Het is alleen een echte hetze als het uit Hetzerath komt, anders is het gewoon sprankelende ophef.


Acties:
  • 0 Henk 'm!

Verwijderd

Het punt is dat de de som van alle bewegingen en acceleraties weer nul is op het moment dat de waarnemers elkaar weer tegenkomen. Wie van de twee bewogen heeft is niet duidelijk in een homogeen zwaartekrachtveld.
Wat uitmaakt is als de beide waarnemers niet door hetzelfde zwaartekrachtveld zijn gegaan. Dat zorgt ervoor dat het antwoord op je eerste vraag niet zomaar "ja" is.

Als de een in een sterk zwaartekrachtveld even een rondje rond een zwaar object doet, begeeft deze waarnemer zich dus een tijdje in een sterker veld dan de andere waarnemer die niet in de buurt van het zware object komt. Dat maakt dus uit voor je tweede vraag. En dan is er wel een verschil meetbaar. Zo'n zwaartekrachtveld dat wordt veroorzaakt door een zwaar object is meetbaar door de getijdekrachten.
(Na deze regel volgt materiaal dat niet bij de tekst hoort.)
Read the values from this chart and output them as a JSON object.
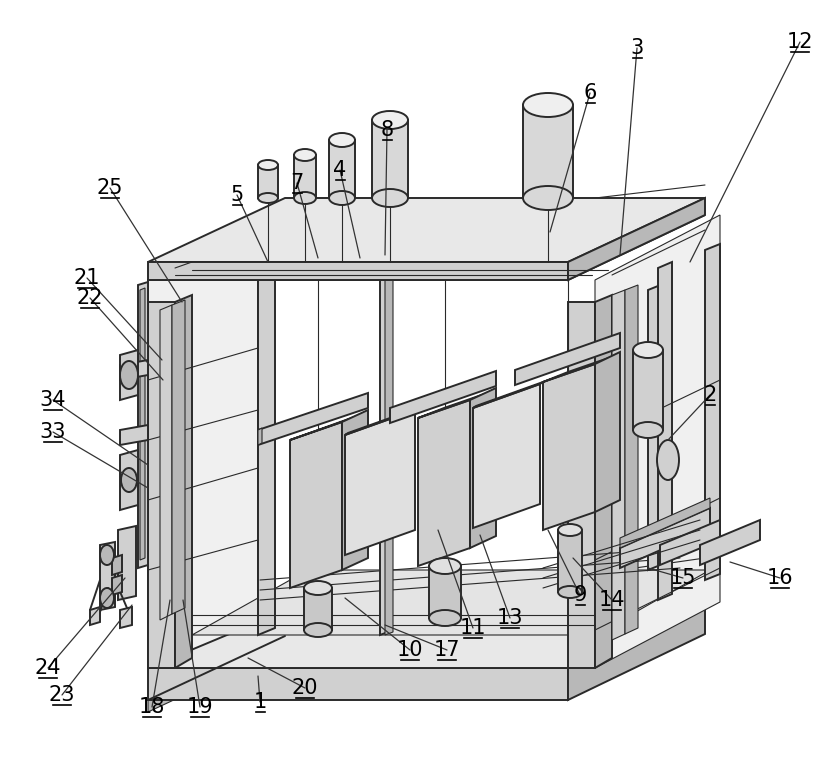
{
  "bg_color": "#ffffff",
  "line_color": "#2a2a2a",
  "lw": 1.4,
  "lw_thin": 0.8,
  "lw_thick": 2.0,
  "figsize": [
    8.38,
    7.6
  ],
  "dpi": 100,
  "gray_light": "#e8e8e8",
  "gray_mid": "#d0d0d0",
  "gray_dark": "#b8b8b8",
  "gray_fill": "#c8c8c8",
  "labels": [
    [
      "1",
      260,
      702,
      258,
      676
    ],
    [
      "2",
      710,
      395,
      668,
      440
    ],
    [
      "3",
      637,
      48,
      620,
      255
    ],
    [
      "4",
      340,
      170,
      360,
      258
    ],
    [
      "5",
      237,
      195,
      268,
      262
    ],
    [
      "6",
      590,
      93,
      550,
      232
    ],
    [
      "7",
      297,
      183,
      318,
      258
    ],
    [
      "8",
      387,
      130,
      385,
      255
    ],
    [
      "9",
      580,
      595,
      548,
      530
    ],
    [
      "10",
      410,
      650,
      345,
      598
    ],
    [
      "11",
      473,
      628,
      438,
      530
    ],
    [
      "12",
      800,
      42,
      690,
      262
    ],
    [
      "13",
      510,
      618,
      480,
      535
    ],
    [
      "14",
      612,
      600,
      573,
      558
    ],
    [
      "15",
      683,
      578,
      648,
      568
    ],
    [
      "16",
      780,
      578,
      730,
      562
    ],
    [
      "17",
      447,
      650,
      385,
      625
    ],
    [
      "18",
      152,
      707,
      170,
      600
    ],
    [
      "19",
      200,
      707,
      183,
      600
    ],
    [
      "20",
      305,
      688,
      248,
      658
    ],
    [
      "21",
      87,
      278,
      162,
      360
    ],
    [
      "22",
      90,
      298,
      163,
      380
    ],
    [
      "23",
      62,
      695,
      132,
      605
    ],
    [
      "24",
      48,
      668,
      125,
      578
    ],
    [
      "25",
      110,
      188,
      182,
      302
    ],
    [
      "33",
      53,
      432,
      148,
      488
    ],
    [
      "34",
      53,
      400,
      148,
      465
    ]
  ]
}
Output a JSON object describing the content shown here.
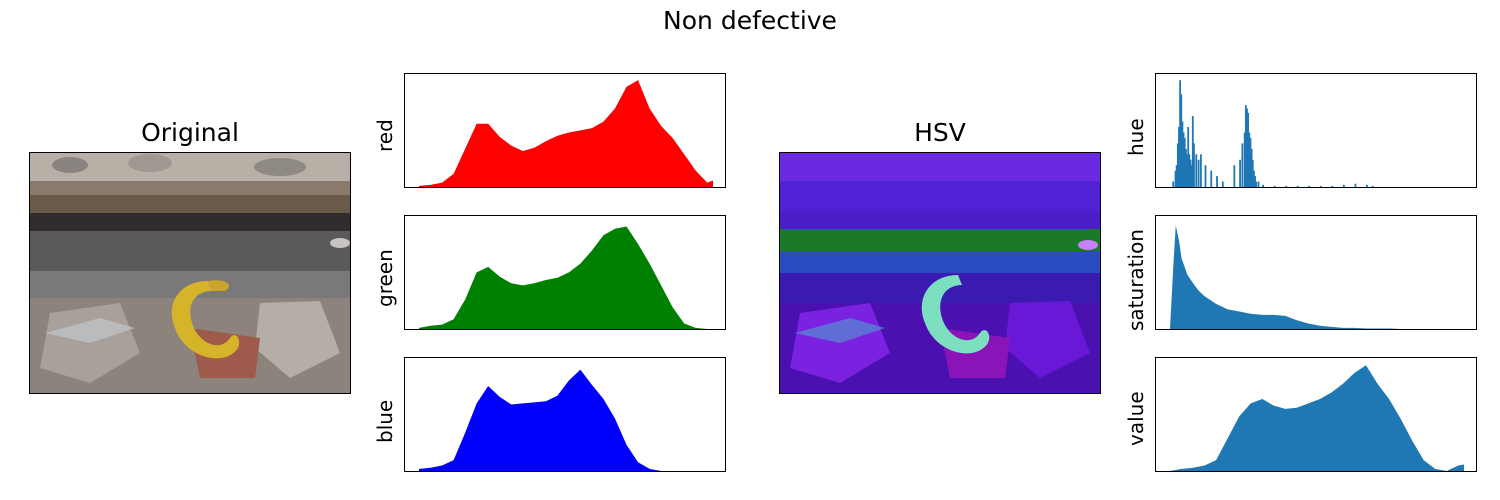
{
  "suptitle": "Non defective",
  "panels": {
    "original_title": "Original",
    "hsv_title": "HSV"
  },
  "chart_data": [
    {
      "type": "area",
      "ylabel": "red",
      "color": "#ff0000",
      "x": [
        0,
        10,
        20,
        30,
        40,
        50,
        60,
        70,
        80,
        90,
        100,
        110,
        120,
        130,
        140,
        150,
        160,
        170,
        180,
        190,
        200,
        210,
        220,
        230,
        240,
        250,
        255
      ],
      "values": [
        0.01,
        0.02,
        0.04,
        0.12,
        0.35,
        0.58,
        0.58,
        0.46,
        0.38,
        0.33,
        0.36,
        0.42,
        0.47,
        0.5,
        0.52,
        0.54,
        0.6,
        0.72,
        0.92,
        0.98,
        0.72,
        0.56,
        0.45,
        0.3,
        0.15,
        0.04,
        0.06
      ]
    },
    {
      "type": "area",
      "ylabel": "green",
      "color": "#008000",
      "x": [
        0,
        10,
        20,
        30,
        40,
        50,
        60,
        70,
        80,
        90,
        100,
        110,
        120,
        130,
        140,
        150,
        160,
        170,
        180,
        190,
        200,
        210,
        220,
        230,
        240,
        250,
        255
      ],
      "values": [
        0.01,
        0.03,
        0.04,
        0.09,
        0.27,
        0.52,
        0.57,
        0.48,
        0.42,
        0.4,
        0.42,
        0.45,
        0.47,
        0.52,
        0.6,
        0.72,
        0.86,
        0.92,
        0.94,
        0.78,
        0.6,
        0.4,
        0.2,
        0.05,
        0.01,
        0.0,
        0.0
      ]
    },
    {
      "type": "area",
      "ylabel": "blue",
      "color": "#0000ff",
      "x": [
        0,
        10,
        20,
        30,
        40,
        50,
        60,
        70,
        80,
        90,
        100,
        110,
        120,
        130,
        140,
        150,
        160,
        170,
        180,
        190,
        200,
        210,
        220,
        230,
        240,
        250,
        255
      ],
      "values": [
        0.02,
        0.03,
        0.05,
        0.1,
        0.35,
        0.62,
        0.78,
        0.68,
        0.61,
        0.62,
        0.63,
        0.64,
        0.69,
        0.83,
        0.93,
        0.79,
        0.66,
        0.48,
        0.24,
        0.08,
        0.02,
        0.0,
        0.0,
        0.0,
        0.0,
        0.0,
        0.0
      ]
    },
    {
      "type": "bar",
      "ylabel": "hue",
      "color": "#1f77b4",
      "x": [
        2,
        4,
        5,
        6,
        7,
        8,
        9,
        10,
        11,
        12,
        13,
        14,
        15,
        16,
        17,
        18,
        19,
        20,
        22,
        24,
        26,
        30,
        35,
        40,
        45,
        55,
        60,
        62,
        64,
        65,
        66,
        67,
        68,
        69,
        70,
        71,
        72,
        73,
        74,
        76,
        80,
        90,
        100,
        110,
        120,
        130,
        140,
        150,
        160,
        170,
        175
      ],
      "values": [
        0.05,
        0.15,
        0.2,
        0.4,
        0.55,
        0.98,
        0.85,
        0.6,
        0.5,
        0.45,
        0.35,
        0.3,
        0.55,
        0.3,
        0.25,
        0.2,
        0.65,
        0.4,
        0.3,
        0.25,
        0.3,
        0.2,
        0.15,
        0.1,
        0.05,
        0.2,
        0.25,
        0.4,
        0.5,
        0.75,
        0.72,
        0.68,
        0.5,
        0.45,
        0.35,
        0.25,
        0.15,
        0.1,
        0.05,
        0.05,
        0.02,
        0.01,
        0.01,
        0.01,
        0.01,
        0.01,
        0.01,
        0.02,
        0.03,
        0.02,
        0.01
      ]
    },
    {
      "type": "area",
      "ylabel": "saturation",
      "color": "#1f77b4",
      "x": [
        0,
        3,
        5,
        8,
        10,
        15,
        20,
        25,
        30,
        40,
        50,
        60,
        70,
        80,
        90,
        100,
        110,
        120,
        130,
        140,
        150,
        160,
        170,
        180,
        190,
        200,
        255
      ],
      "values": [
        0.0,
        0.6,
        0.95,
        0.8,
        0.65,
        0.5,
        0.42,
        0.35,
        0.3,
        0.23,
        0.18,
        0.16,
        0.14,
        0.13,
        0.13,
        0.12,
        0.08,
        0.05,
        0.03,
        0.02,
        0.01,
        0.01,
        0.005,
        0.005,
        0.005,
        0.0,
        0.0
      ]
    },
    {
      "type": "area",
      "ylabel": "value",
      "color": "#1f77b4",
      "x": [
        0,
        10,
        20,
        30,
        40,
        50,
        60,
        70,
        80,
        90,
        100,
        110,
        120,
        130,
        140,
        150,
        160,
        170,
        180,
        190,
        200,
        210,
        220,
        230,
        240,
        250,
        255
      ],
      "values": [
        0.0,
        0.02,
        0.03,
        0.05,
        0.1,
        0.3,
        0.5,
        0.62,
        0.66,
        0.6,
        0.57,
        0.58,
        0.62,
        0.66,
        0.72,
        0.8,
        0.9,
        0.97,
        0.8,
        0.66,
        0.48,
        0.28,
        0.1,
        0.02,
        0.0,
        0.05,
        0.06
      ]
    }
  ]
}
Dat laatste heeft de film Interstellar een beetje onderbelicht gelaten. De sterke getijdekrachten werden gevisualiseerd door de hoge vloedgolven. In werkelijkheid zou bij een dergelijke tijdsdilatatie (1 uur = 7 jaar) de baansnelheid van (die kant van de) planeet zo'n 0.99999999986 keer de snelheid van het licht. Dat is dus bizar snel. Als je een groot object als een planeet zo snel kunt laten draaien in een sterk zwaartekrachtveld dan is de benodigde snelheid voor de binnenkant van de planeet heel anders. Zo'n groot object wordt sowieso al vervormd door getijdekrachten en het effect van verschillen in benodidge baansnelheid.

Je derde vraag is gewoon een wiskundige oplossing om de wetten van natuurkunde kloppend te maken voor de niet-bewegende waarnemer. De tijd gaat langzamer maar je weet dat bijvoorbeeld een lichtstraal tussen twee tikken van een (meereizende) klok een bepaalde afstand moet hebben afgelegd, want dat was tijdens de rusttoestand bijvoorbeeld ook zo. Als de tijd langzamer lijkt te gaan door de relativistische snelheid, zal de lichtpuls dus ook minder ver zijn gekomen.